Gift Leremi

Personal information
- Full name: Mpho Gift Leremi
- Date of birth: 13 October 1984
- Place of birth: Soweto, South Africa
- Date of death: 3 September 2007 (aged 22)
- Place of death: Alberton, South Africa
- Height: 1.75 m (5 ft 9 in)
- Position(s): Midfielder

Youth career
- Sprinters Development Soccer Academy
- Orlando Pirates

Senior career*
- Years: Team / Apps / (Gls)
- 2002–2007: Orlando Pirates / 70 / (15)
- 2007: Mamelodi Sundowns / 2 / (1)

International career^{‡}
- 2001–2004: South Africa U23 / 21 / (0)
- 2004–2005: South Africa / 4 / (0)

= Gift Leremi =

South African soccer player

Mpho Gift Leremi (13 October 1984 – 3 September 2007) was a South African football midfielder who last played for Mamelodi Sundowns in the Premier Soccer League, and South Africa. Leremi died in a car crash on 3 September 2007 near Johannesburg, South Africa.

==Career==
Leremi was an offensive midfielder who began his career with the youth club Pimville Giants in Soweto, where he was born, and discovered by Orlando Pirates in 1999 at a local soccer tournament. Upon joining the Pirates development team, Augusto Palacios, the Pirates youth director, immediately recognized the talent in the player and took him under his wing.

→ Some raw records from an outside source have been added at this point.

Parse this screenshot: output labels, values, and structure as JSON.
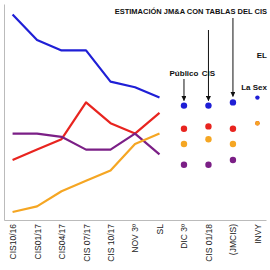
{
  "chart_data": {
    "type": "line",
    "categories": [
      "CIS10/16",
      "CIS01/17",
      "CIS04/17",
      "CIS 07/17",
      "CIS 10/17",
      "NOV 3º",
      "SL",
      "DIC 3º",
      "CIS 01/18",
      "(JMCIS)",
      "INVY"
    ],
    "annotations": [
      "ESTIMACIÓN JM&A CON TABLAS DEL CIS",
      "Público",
      "CIS",
      "EL",
      "La Sex"
    ],
    "ylim": [
      9,
      36
    ],
    "tick_labels": "x",
    "grid": false,
    "series": [
      {
        "color": "#1f1fd6",
        "values": [
          34.7,
          31.5,
          30.2,
          30.2,
          26.3,
          25.6,
          24.3,
          null,
          null,
          null,
          24.3
        ]
      },
      {
        "color": "#e8241f",
        "values": [
          16.5,
          17.8,
          19.1,
          23.7,
          21.1,
          19.8,
          22.4,
          null,
          null,
          null,
          21.1
        ]
      },
      {
        "color": "#7b1f86",
        "values": [
          19.8,
          19.8,
          19.4,
          17.8,
          17.8,
          19.8,
          17.2,
          null,
          null,
          null,
          null
        ]
      },
      {
        "color": "#f5a623",
        "values": [
          10.0,
          10.7,
          12.6,
          13.9,
          15.2,
          18.5,
          19.8,
          null,
          null,
          null,
          21.1
        ]
      },
      {
        "type": "scatter",
        "marker": "circle",
        "color": "#1f1fd6",
        "values": [
          null,
          null,
          null,
          null,
          null,
          null,
          null,
          23.3,
          23.3,
          23.7,
          null
        ]
      },
      {
        "type": "scatter",
        "marker": "circle",
        "color": "#e8241f",
        "values": [
          null,
          null,
          null,
          null,
          null,
          null,
          null,
          20.4,
          20.7,
          20.4,
          null
        ]
      },
      {
        "type": "scatter",
        "marker": "circle",
        "color": "#f5a623",
        "values": [
          null,
          null,
          null,
          null,
          null,
          null,
          null,
          18.5,
          19.1,
          18.5,
          null
        ]
      },
      {
        "type": "scatter",
        "marker": "circle",
        "color": "#7b1f86",
        "values": [
          null,
          null,
          null,
          null,
          null,
          null,
          null,
          15.9,
          15.9,
          16.5,
          null
        ]
      }
    ]
  }
}
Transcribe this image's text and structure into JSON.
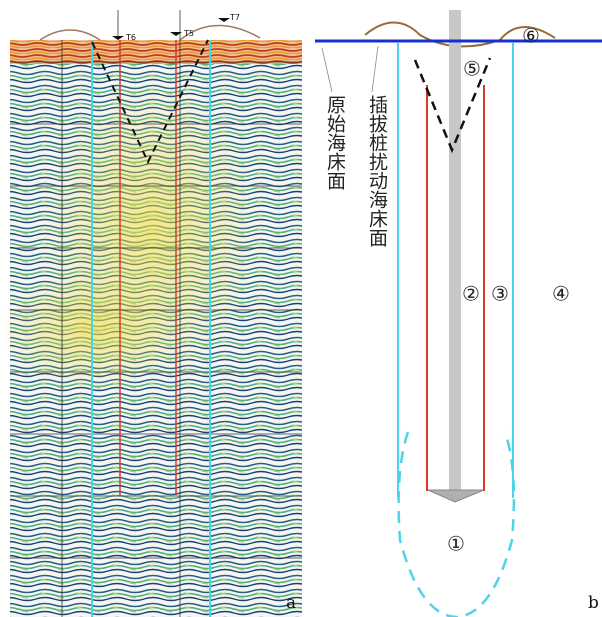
{
  "panels": {
    "a": {
      "label": "a",
      "markers": [
        "T6",
        "T5",
        "T7"
      ]
    },
    "b": {
      "label": "b",
      "annotations": [
        "原始海床面",
        "插拔桩扰动海床面"
      ],
      "zones": [
        "①",
        "②",
        "③",
        "④",
        "⑤",
        "⑥"
      ]
    }
  }
}
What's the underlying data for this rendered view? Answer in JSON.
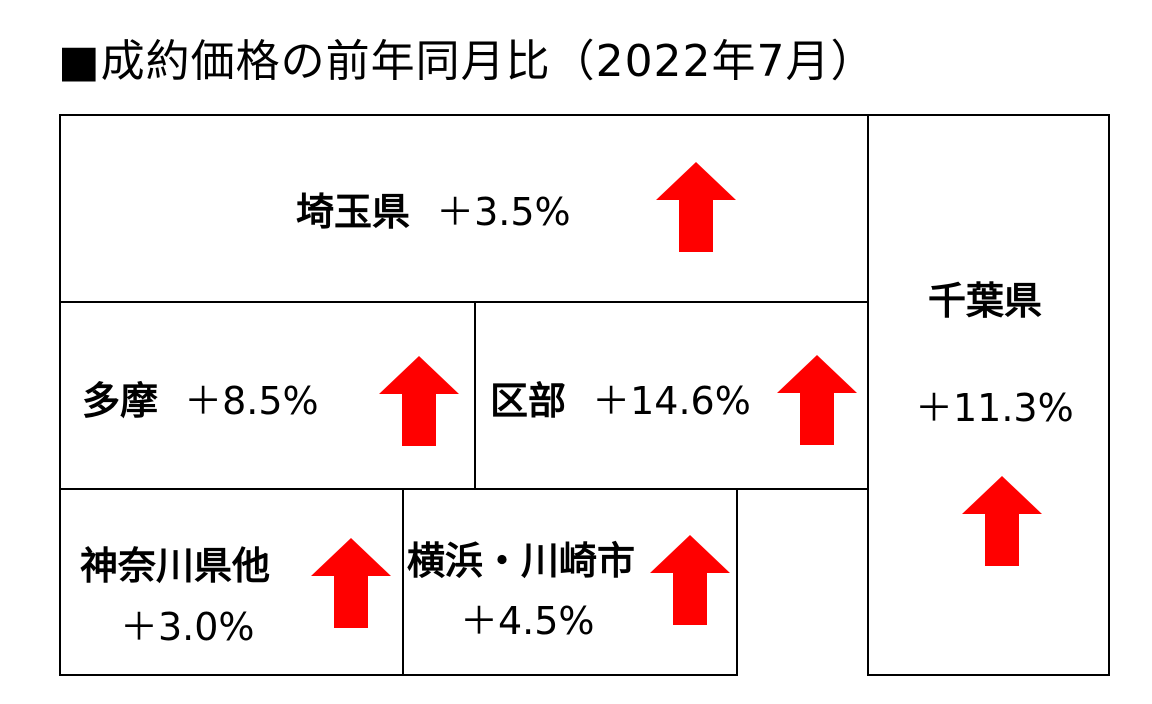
{
  "title": "■成約価格の前年同月比（2022年7月）",
  "arrow_color": "#ff0000",
  "arrow_icon": "up-arrow-icon",
  "regions": {
    "saitama": {
      "name": "埼玉県",
      "value": "＋3.5%"
    },
    "chiba": {
      "name": "千葉県",
      "value": "＋11.3%"
    },
    "tama": {
      "name": "多摩",
      "value": "＋8.5%"
    },
    "kubu": {
      "name": "区部",
      "value": "＋14.6%"
    },
    "kanagawa": {
      "name": "神奈川県他",
      "value": "＋3.0%"
    },
    "yokohama": {
      "name": "横浜・川崎市",
      "value": "＋4.5%"
    }
  }
}
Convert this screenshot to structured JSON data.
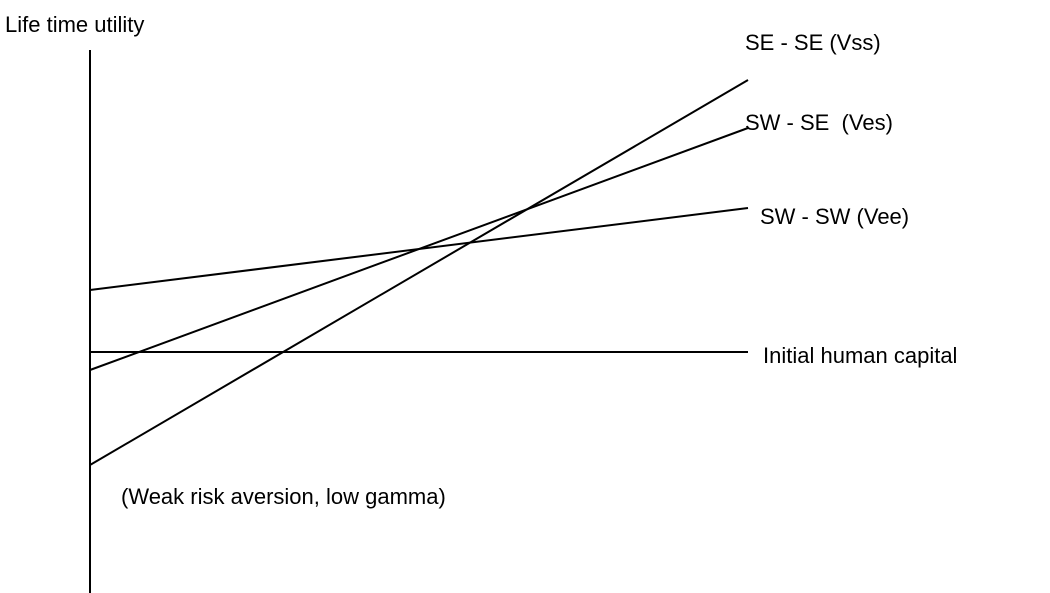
{
  "axis_label": "Life time utility",
  "lines": [
    {
      "label": "SE - SE (Vss)"
    },
    {
      "label": "SW - SE  (Ves)"
    },
    {
      "label": "SW - SW (Vee)"
    },
    {
      "label": "Initial human capital"
    }
  ],
  "note": "(Weak risk aversion, low gamma)"
}
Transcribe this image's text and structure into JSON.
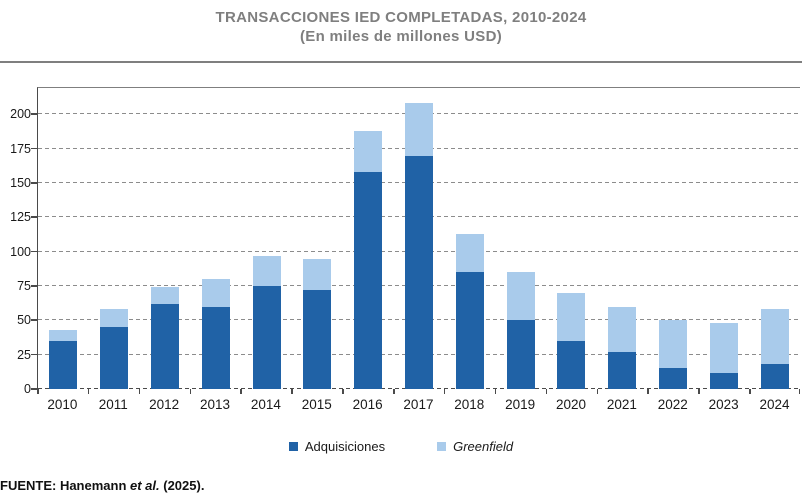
{
  "header": {
    "title_line1": "TRANSACCIONES IED COMPLETADAS, 2010-2024",
    "title_line2": "(En miles de millones USD)"
  },
  "chart_data": {
    "type": "bar",
    "stacked": true,
    "categories": [
      "2010",
      "2011",
      "2012",
      "2013",
      "2014",
      "2015",
      "2016",
      "2017",
      "2018",
      "2019",
      "2020",
      "2021",
      "2022",
      "2023",
      "2024"
    ],
    "series": [
      {
        "name": "Adquisiciones",
        "color": "#2062A6",
        "values": [
          35,
          45,
          62,
          60,
          75,
          72,
          158,
          170,
          85,
          50,
          35,
          27,
          15,
          12,
          18
        ]
      },
      {
        "name": "Greenfield",
        "color": "#A9CBEB",
        "values": [
          8,
          13,
          12,
          20,
          22,
          23,
          30,
          38,
          28,
          35,
          35,
          33,
          35,
          36,
          40
        ]
      }
    ],
    "stack_totals": [
      43,
      58,
      74,
      80,
      97,
      95,
      188,
      208,
      113,
      85,
      70,
      60,
      50,
      48,
      58
    ],
    "title": "TRANSACCIONES IED COMPLETADAS, 2010-2024",
    "subtitle": "(En miles de millones USD)",
    "xlabel": "",
    "ylabel": "",
    "ylim": [
      0,
      220
    ],
    "ytick_step": 25,
    "ytick_max": 200,
    "grid": "horizontal-dashed",
    "legend_position": "bottom"
  },
  "legend": {
    "items": [
      {
        "label": "Adquisiciones",
        "swatch_color": "#2062A6",
        "italic": false
      },
      {
        "label": "Greenfield",
        "swatch_color": "#A9CBEB",
        "italic": true
      }
    ]
  },
  "footer": {
    "prefix": "FUENTE: Hanemann ",
    "italic_part": "et al.",
    "suffix": " (2025)."
  },
  "colors": {
    "adquisiciones": "#2062A6",
    "greenfield": "#A9CBEB",
    "title_gray": "#7F7F7F",
    "gridline": "#8C8C8C",
    "axis": "#4A4A4A"
  }
}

Leremi made his debut for Orlando Pirates in 2002–03 season of the Premier Soccer League on 10 August 2002 against Moroka Swallows, winning the league title in his debut season.

In the summer of 2007 he moved to the then Premier Soccer League champions Mamelodi Sundowns.

==Death==
On 3 September 2007, Leremi was returning home after a CAF Confederation Cup game in Cameroon against Astres FC when he was involved in a traffic collision in Alberton outside Johannesburg. He sustained massive injuries and ultimately died as a result of the accident.